New Zealanders are only fooling themselves if they think our geographic isolation and small population make us less attractive to cybercriminals. We’re a significant hub for internet traffic, and as we get better connected within our borders, we’re also likely to be more at risk.
Those warnings come from Greg Singh, a specialist at security solutions provider RSA. He told NetGuide that externally at least, New Zealand is well connected – major internet infrastructure runs through this country to and from Australia and the USA. Therefore a lot of internet traffic passes through here courtesy of our major telcos, and that’s where the bad guys hang out.
“People living in isolated places like New Zealand tend to feel they’re safe because they’re far away from the rest of the world,” he said. “But when you look at the way that networking runs these days, you’re really only milliseconds away. In terms of malware and botnets this means a lot; there’s obviously good connectivity into New Zealand, which is one of the key attributes that people who want to commit crime are looking for.”
As we’ve reported before, cybercrime is massive and well organised these days. Malware is manufactured with the aim of stealing people’s online identities – passwords or bank account and credit card details. Criminal enterprises operate in very businesslike fashion, not only creating malware to infect computers, but selling it to other criminals, saving them the task of writing such programs themselves. RSA calls it “Fraud-as-a-Service”.
What’s worse, conventional anti-virus tools are becoming less capable of detecting the sophisticated malware that’s circulating on the web these days. Criminals can now buy ‘malware kits’ for around $US700, then make them invisible to anti-virus software by changing the internal code ‘signature’ used by most widely sold anti-virus products to identify malware and keep it out of your computer. Creating a new signature is simple enough, but producers of anti-virus software don’t have the resources to identify every new signature that is created.
“A number of anti-virus products that work on signature-based technology have reached the edge of their capability to deal with the malware problem,” said Singh.
Social networking is one of the fastest growing threats to online security, and the problems are largely caused by people’s own stupidity.

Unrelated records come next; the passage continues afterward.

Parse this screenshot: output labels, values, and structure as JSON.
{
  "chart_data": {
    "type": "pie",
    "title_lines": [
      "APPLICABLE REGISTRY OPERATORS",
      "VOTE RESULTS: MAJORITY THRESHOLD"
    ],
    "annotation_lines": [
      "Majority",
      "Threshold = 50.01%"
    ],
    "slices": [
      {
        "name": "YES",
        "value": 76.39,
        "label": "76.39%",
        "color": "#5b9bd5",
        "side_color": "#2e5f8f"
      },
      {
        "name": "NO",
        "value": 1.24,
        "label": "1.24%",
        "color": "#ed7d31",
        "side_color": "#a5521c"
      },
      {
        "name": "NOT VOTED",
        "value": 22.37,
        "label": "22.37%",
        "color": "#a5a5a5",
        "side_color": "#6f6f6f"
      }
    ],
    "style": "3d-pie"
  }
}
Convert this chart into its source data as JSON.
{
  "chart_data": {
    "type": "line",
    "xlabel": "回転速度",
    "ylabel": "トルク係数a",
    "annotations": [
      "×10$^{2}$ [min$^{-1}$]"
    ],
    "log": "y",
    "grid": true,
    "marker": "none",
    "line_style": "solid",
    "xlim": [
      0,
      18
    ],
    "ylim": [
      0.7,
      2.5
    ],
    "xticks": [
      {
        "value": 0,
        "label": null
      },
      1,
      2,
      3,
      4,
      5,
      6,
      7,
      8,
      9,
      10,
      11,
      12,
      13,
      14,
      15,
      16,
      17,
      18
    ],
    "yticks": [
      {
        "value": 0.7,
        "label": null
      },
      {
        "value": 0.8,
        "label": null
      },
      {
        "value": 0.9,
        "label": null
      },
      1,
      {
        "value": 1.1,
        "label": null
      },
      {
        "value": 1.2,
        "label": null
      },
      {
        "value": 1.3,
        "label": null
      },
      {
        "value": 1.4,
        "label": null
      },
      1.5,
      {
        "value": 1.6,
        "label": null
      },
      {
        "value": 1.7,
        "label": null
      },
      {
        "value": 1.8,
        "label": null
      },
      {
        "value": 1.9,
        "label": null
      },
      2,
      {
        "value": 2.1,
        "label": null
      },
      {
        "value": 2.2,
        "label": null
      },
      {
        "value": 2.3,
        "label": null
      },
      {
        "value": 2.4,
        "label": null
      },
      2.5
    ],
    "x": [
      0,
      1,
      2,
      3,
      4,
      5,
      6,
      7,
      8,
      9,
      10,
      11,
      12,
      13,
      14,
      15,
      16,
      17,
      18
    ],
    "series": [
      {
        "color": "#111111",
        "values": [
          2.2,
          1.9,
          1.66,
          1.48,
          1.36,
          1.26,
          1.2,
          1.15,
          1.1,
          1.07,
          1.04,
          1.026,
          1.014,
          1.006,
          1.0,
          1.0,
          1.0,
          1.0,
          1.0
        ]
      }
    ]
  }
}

Hackers look to capture users’ login credentials from sites like Facebook, MySpace and Bebo. This information can allow them to pose as someone else. A user is more likely to click on a link to malware if they’re invited by a ‘friend’ to look at a cool new video or read some hot gossip. The trouble is, we’re posting too much information about ourselves.
“I really think that information about yourself, especially things like birthdays, should remain private,” said Singh. “People tend to put up everything about themselves – phone numbers, addresses, details of every job they’ve worked in – this is a breeding ground for identity theft.”
Using such stolen information, a thief can create an identity that allows them to open a back account or a line of credit – and authorities looking for the fraudster end up following a false trail towards an innocent person. Singh says you should keep your personal and business networking separate: use Facebook for private things, and a network such as LinkedIn for business.
“People will generally get stung by some sort of social networking posting and realise they shouldn’t mix their work and home communities,” he said. “You need to be reasonably ruthless with people who want to connect to your community or social networking application, and I think people need to understand that it’s okay to say no.”
And if we’re stupid about networking, when it comes to passwords we’re just plain lazy. We devise one that’s easy for us to remember (and just as easy for a hacker to crack), we use it for multiple logins on different sites, and we seldom bother to change it. Singh’s advice: passwords should be a mix of upper/lower case, numbers and other special characters (?,# etc) – you’ll be told if any characters are unacceptable. Also never use a word that’s available in the English language; a hacker can run the whole dictionary across a password in seconds to see if they can get a match. Avoid proper nouns as well, and obvious things like your spouse’s or your pet’s name. There’s another handy tip for creating passwords on page 54 of this issue.
For online banking, you’ll probably be told to change your password regularly (sometimes every 30 days). To make this easier, there are applications called Password Safes (you’ll find them by typing those words into Google). You create your online ‘safe’ which only you can access with a strong password (write it down and keep it somewhere away from the computer). When you need a new password, it generates one for you. You lock it away in your ‘safe’, then copy and paste it in when required.
This is all sensible advice, and it’ll become even more important as our local connectivity improves, with the old copper wires being replaced by fibre optic. “You’ll be looking at a much more capable network for the nation, but also the viability to run malware infrastructure from the country suddenly becomes a lot more attractive to the fraudsters,” said Singh.